Tor, erkek şiddetine ilişkin verileri şöyle sıraladı: "Verilere göre, 2021 yılının ilk 10 ayında erkekler, 396 kadını taciz etti, 160 çocuğu istismar etti, 87 kadına tecavüz etti. Erkekler, yine yılın ilk 10 ayında en az 586 kadını seks işçiliğine zorladı, en az 670 kadına da şiddet uyguladı. 2010-2020 yılları arasında kadın cinayetlerinin sayısında sadece, İstanbul Sözleşmesi'nin imzalandığı yıl olan 2011 yılında düşüş görülmüştür."
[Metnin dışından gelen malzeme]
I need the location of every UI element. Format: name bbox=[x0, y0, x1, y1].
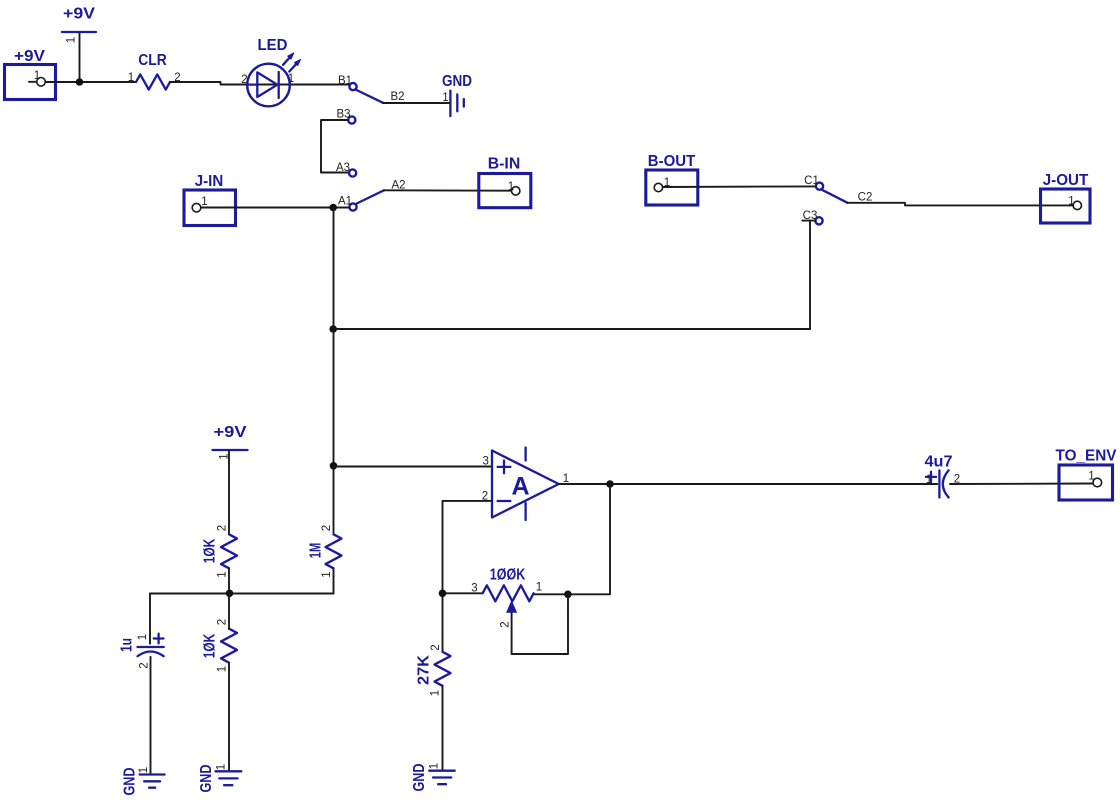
svg-text:B2: B2 bbox=[390, 91, 404, 103]
svg-text:A2: A2 bbox=[391, 180, 405, 192]
svg-text:2: 2 bbox=[217, 619, 229, 625]
svg-text:3: 3 bbox=[482, 456, 488, 468]
svg-text:27K: 27K bbox=[416, 655, 433, 685]
power symbol +9V (top) bbox=[62, 6, 96, 33]
junction on input column bbox=[329, 325, 337, 333]
wire op-amp output bbox=[559, 483, 938, 485]
svg-text:1: 1 bbox=[216, 764, 228, 770]
svg-text:1: 1 bbox=[138, 767, 150, 773]
svg-text:1u: 1u bbox=[119, 638, 136, 652]
svg-text:1M: 1M bbox=[308, 543, 325, 559]
switch contact C3 bbox=[815, 217, 822, 224]
svg-text:1: 1 bbox=[1088, 471, 1094, 483]
svg-text:2: 2 bbox=[241, 74, 247, 86]
wire 10K lower to ground bbox=[228, 663, 230, 772]
svg-text:1: 1 bbox=[66, 37, 78, 43]
switch blade A1-A2 bbox=[356, 190, 384, 204]
svg-text:+9V: +9V bbox=[63, 6, 95, 23]
svg-text:GND: GND bbox=[442, 73, 472, 90]
wire through LED to contact B1 bbox=[247, 84, 349, 86]
svg-text:J-OUT: J-OUT bbox=[1043, 172, 1089, 189]
svg-text:2: 2 bbox=[139, 662, 151, 668]
wire blade to B-IN (net A2) bbox=[384, 189, 511, 191]
connector J-IN bbox=[184, 173, 236, 226]
svg-text:B-OUT: B-OUT bbox=[648, 153, 696, 170]
svg-text:GND: GND bbox=[122, 768, 139, 796]
svg-text:TO_ENV: TO_ENV bbox=[1056, 448, 1117, 465]
svg-text:2: 2 bbox=[482, 491, 488, 503]
wire 27K to ground bbox=[442, 686, 444, 771]
power symbol +9V (bias) bbox=[213, 424, 248, 450]
SECTION: bias network bbox=[119, 424, 342, 796]
svg-text:2: 2 bbox=[500, 621, 512, 627]
wire B-OUT to contact C1 bbox=[663, 185, 816, 188]
svg-text:1: 1 bbox=[1068, 196, 1074, 208]
svg-text:A1: A1 bbox=[338, 196, 352, 208]
wire from +9V power to junction bbox=[79, 33, 81, 82]
wire +9V to 10K upper bbox=[228, 451, 230, 534]
svg-text:+9V: +9V bbox=[214, 424, 247, 441]
svg-text:1: 1 bbox=[34, 70, 40, 82]
LED bbox=[247, 37, 300, 106]
switch contact B1 bbox=[349, 83, 356, 90]
capacitor 4u7 (polarized) bbox=[925, 454, 953, 498]
bias mid rail wire bbox=[150, 593, 334, 595]
svg-text:3: 3 bbox=[471, 583, 477, 595]
connector TO_ENV bbox=[1056, 448, 1117, 501]
switch contact A1 bbox=[349, 203, 356, 210]
svg-text:1: 1 bbox=[137, 634, 149, 640]
capacitor 1u (polarized) bbox=[119, 634, 164, 657]
wire op-amp pin 2 to feedback column bbox=[443, 501, 493, 652]
wire B3 to A3 bbox=[321, 120, 348, 173]
svg-text:1: 1 bbox=[508, 181, 514, 193]
SECTION: output bbox=[925, 448, 1117, 501]
svg-text:2: 2 bbox=[430, 644, 442, 650]
svg-text:2: 2 bbox=[217, 525, 229, 531]
connector B-IN bbox=[479, 156, 531, 208]
op-amp U A bbox=[492, 448, 559, 521]
svg-text:2: 2 bbox=[321, 525, 333, 531]
svg-text:1: 1 bbox=[217, 571, 229, 577]
ground GND (rotated, right of B2) bbox=[442, 73, 472, 116]
wire input column (A1 node down to op-amp node) bbox=[333, 208, 335, 535]
resistor 10K (upper) bbox=[202, 534, 238, 568]
wire blade to GND (net B2) bbox=[383, 102, 450, 104]
switch contact B3 bbox=[348, 116, 355, 123]
wire C3 down bbox=[809, 221, 811, 329]
svg-text:A3: A3 bbox=[336, 162, 350, 174]
svg-text:CLR: CLR bbox=[138, 52, 167, 69]
junction at +9V rail bbox=[76, 78, 84, 86]
svg-text:1ØK: 1ØK bbox=[202, 538, 219, 563]
switch contact C1 bbox=[816, 183, 823, 190]
ground GND (below 1u) bbox=[122, 768, 165, 796]
junction bias mid bbox=[226, 590, 234, 598]
SECTION: opamp area bbox=[330, 448, 938, 792]
ground GND (below 10K lower) bbox=[198, 765, 241, 793]
svg-text:C1: C1 bbox=[804, 175, 819, 187]
wire J-IN to contact A1 bbox=[201, 207, 349, 209]
wire blade to J-OUT (net C2) bbox=[848, 203, 1074, 206]
wire wiper loop bbox=[512, 594, 568, 654]
switch blade B1-B2 bbox=[356, 90, 383, 103]
svg-text:1: 1 bbox=[217, 666, 229, 672]
svg-text:GND: GND bbox=[411, 764, 428, 792]
svg-text:B1: B1 bbox=[338, 75, 352, 87]
connector J-OUT bbox=[1041, 172, 1091, 223]
svg-text:1: 1 bbox=[429, 763, 441, 769]
svg-text:1ØØK: 1ØØK bbox=[490, 567, 526, 584]
wire 4u7 to TO_ENV bbox=[950, 483, 1093, 486]
junction at A1 node bbox=[329, 204, 337, 212]
wire to op-amp pin 3 bbox=[334, 466, 493, 468]
junction at pot right bbox=[564, 591, 572, 599]
svg-text:1ØK: 1ØK bbox=[202, 633, 219, 658]
resistor CLR bbox=[136, 52, 170, 90]
svg-text:B3: B3 bbox=[336, 109, 350, 121]
wire output down to pot bbox=[534, 484, 610, 594]
potentiometer 100K bbox=[483, 567, 534, 613]
junction at op-amp input node bbox=[330, 462, 338, 470]
ground GND (below 27K) bbox=[411, 764, 455, 792]
wire +9V box to resistor CLR bbox=[45, 81, 136, 83]
svg-text:+9V: +9V bbox=[14, 48, 45, 65]
svg-text:1: 1 bbox=[430, 690, 442, 696]
switch contact A3 bbox=[349, 169, 356, 176]
wire C3 net across bbox=[334, 328, 811, 330]
stub at C3 bbox=[802, 220, 815, 222]
SECTION: switch C bbox=[329, 153, 1090, 534]
svg-text:1: 1 bbox=[201, 196, 207, 208]
SECTION: top rail bbox=[5, 6, 350, 107]
svg-text:A: A bbox=[511, 473, 529, 501]
resistor 10K (lower) bbox=[202, 629, 238, 663]
junction at output bbox=[606, 480, 614, 488]
wire pot pin 3 to feedback column bbox=[443, 592, 483, 594]
svg-text:4u7: 4u7 bbox=[925, 454, 953, 471]
svg-text:1: 1 bbox=[926, 474, 932, 486]
connector +9V bbox=[5, 48, 56, 100]
wire CLR to LED bbox=[170, 82, 247, 85]
svg-text:LED: LED bbox=[258, 37, 288, 54]
wire mid rail to 1u bbox=[149, 594, 151, 644]
svg-text:1: 1 bbox=[321, 571, 333, 577]
switch blade C1-C2 bbox=[822, 190, 848, 203]
svg-text:J-IN: J-IN bbox=[195, 173, 224, 190]
resistor 1M bbox=[308, 534, 342, 568]
svg-text:1: 1 bbox=[536, 582, 542, 594]
wire 1u to ground bbox=[150, 657, 152, 775]
wire 10K upper to mid node bbox=[228, 568, 230, 593]
junction at 27K top bbox=[439, 590, 447, 598]
wire 1M to mid rail bbox=[333, 568, 335, 593]
svg-text:C2: C2 bbox=[858, 192, 873, 204]
svg-text:GND: GND bbox=[198, 765, 215, 793]
svg-text:1: 1 bbox=[288, 73, 294, 85]
svg-text:1: 1 bbox=[442, 92, 448, 104]
resistor 27K bbox=[416, 652, 451, 686]
connector B-OUT bbox=[646, 153, 698, 205]
SECTION: switch AB bbox=[184, 73, 531, 226]
wire 10K lower to mid node (top stub) bbox=[228, 594, 230, 629]
svg-text:B-IN: B-IN bbox=[488, 156, 521, 173]
svg-text:1: 1 bbox=[128, 72, 134, 84]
"Yaşadığımız her türlü erkek-devlet şiddetinin karşısında birlikte mücadele ederek ve birbirimizle dayanışarak kazanacağımızı biliyoruz" diyen Tor, "Yılmadan ve bıkmadan yıllardır söylediğimizi buradan bir kez daha haykırıyoruz; ”kadına yönelik şiddet münferit değil, politiktir” ve bu şiddeti önlemenin en önemli yolu da kadın mücadelesinden ve kadın dayanışmasından geçer. Şiddet mağdurlarının başvurularında 24 saat hizmet verebilecek birimler kurulmalı ve şiddetin önlenmesi konusunda sorumluluğu bulunan tüm kurum ve kuruluşlar iş birliği yapmalıdır. Şiddet mağduru kadınlarımızı yeterince koruyamadığınızda çaresiz kalan kadın yine kendisine şiddet uygulayan kişilerin yanına dönmek zorunda kalıyor" ifadelerini kullandı.

Tor, son olarak şunları söyledi:

Gün bizim, güneş bizim. İstanbul Sözleşmesi bizim. Gelecek bizim ellerimizde. Özgür yaşamak istiyoruz. Eşitlikten, Özgürlükten, Laiklikten Vazgeçmiyoruz. Faili koruma, yargıla. Kriz onlar gelecek biziz. İstifa, istifa, istifa. Eşitlik –Özgürlük –Laiklik- Hemen Şimdi. İstanbul Sözleşmesi Kalacak siz gideceksiniz."